A democracia brasileira é a que tem o pior funcionamento entre os 18 países pesquisados para a edição 2017 do “Latinobarómetro”, uma ONG chilena que faz, desde 1995, uma consistente avaliação dos humores dos latino-americanos.

Os dados, divulgados nesta sexta-feira (27), são de impressionante contundência em relação ao Brasil, a ponto de apenas 13% dos brasileiros consultados se declararem satisfeitos com o funcionamento da democracia, último posto no ranking. Atrás até dos 22% de satisfação na Venezuela, que a maior parte dos governos e da mídia ocidental classifica como ditadura.

O relatório deixa claro que a insatisfação não é com a democracia como modelo de organização política. No Brasil, por exemplo, 62% consideram a democracia como o melhor sistema de governo, porcentagem que, no conjunto da América Latina, sobe para 70%.

O apoio à democracia, aliás, vem subindo sistematicamente, desde o piso mais baixo encontrado (30% em 2001, penúltimo ano do governo Fernando Henrique Cardoso). Agora é de 43%, 11 pontos acima de 2016.

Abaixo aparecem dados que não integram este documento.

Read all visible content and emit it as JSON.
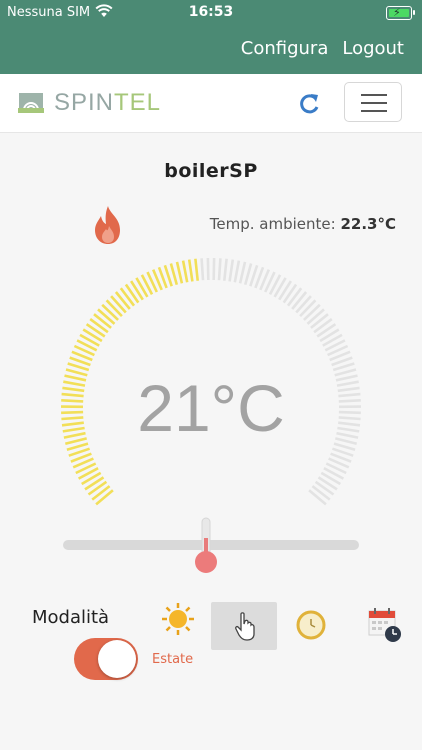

O descontentamento, que é geral na região, é, portanto, com o funcionamento do modelo, não com ele propriamente dito, revela a Folha.

BEM DE TODOS

No Brasil, os números são alarmantes. Quando a pergunta é se o governo age para o bem de todos, apenas 3% dos brasileiros concordam, de novo no último lugar da tabela. Na média da América Latina, 21% dizem que sim.

Corolário inevitável: 97% dos brasileiros acham que se governa só para “grupos poderosos”, porcentagem bem superior aos 75% da média latino-americana.

Entende-se, por essa resposta, que apenas 1% dos brasileiros considera que o país vive em uma “democracia plena”. De novo, é o último lugar no ranking.

Natural também que, quando se pede uma nota de 0 (não é democrático) a 10 (totalmente democrático), a do Brasil foi de 4,4 (a da América Latina, de 5,5).

Quando, em vez da democracia, se mede o apoio ao governo, o resultado é idêntico ao de todas as demais pesquisas: só 6% apoiam o governo Michel Temer, um sexto da média latino-americana de 36%, bem abaixo da primeira colocada, a Nicarágua (67%) e abaixo até da Venezuela em grave crise (32%).

APOIO AO GOVERNO

Nesse quesito, a queda no apoio ao governo começou em 2013, o ano das grandes mobilizações populares : de 2012 para 2013, o apoio ao governo (então de Dilma Rousseff) caiu 11 pontos, para 56%. Depois foi caindo para 29%, 22%, até chegar aos 6% de 2017.

A pesquisa também ajuda a entender por que Luiz Inácio Lula da Silva lidera a corrida eleitoral para 2018 : o pico de prestígio do governo foi exatamente em 2010 (86%), seu último ano na Presidência, o que lhe permitiu eleger Dilma.

Se não confia no governo atual, o brasileiro tampouco confia nos seus conterrâneos: só 7% dizem ter confiança na maioria dos demais brasileiros, de novo o último lugar na tabela, a metade do resultado médio da América Latina, e longe dos 23% do Chile, primeiro colocado nesse quesito.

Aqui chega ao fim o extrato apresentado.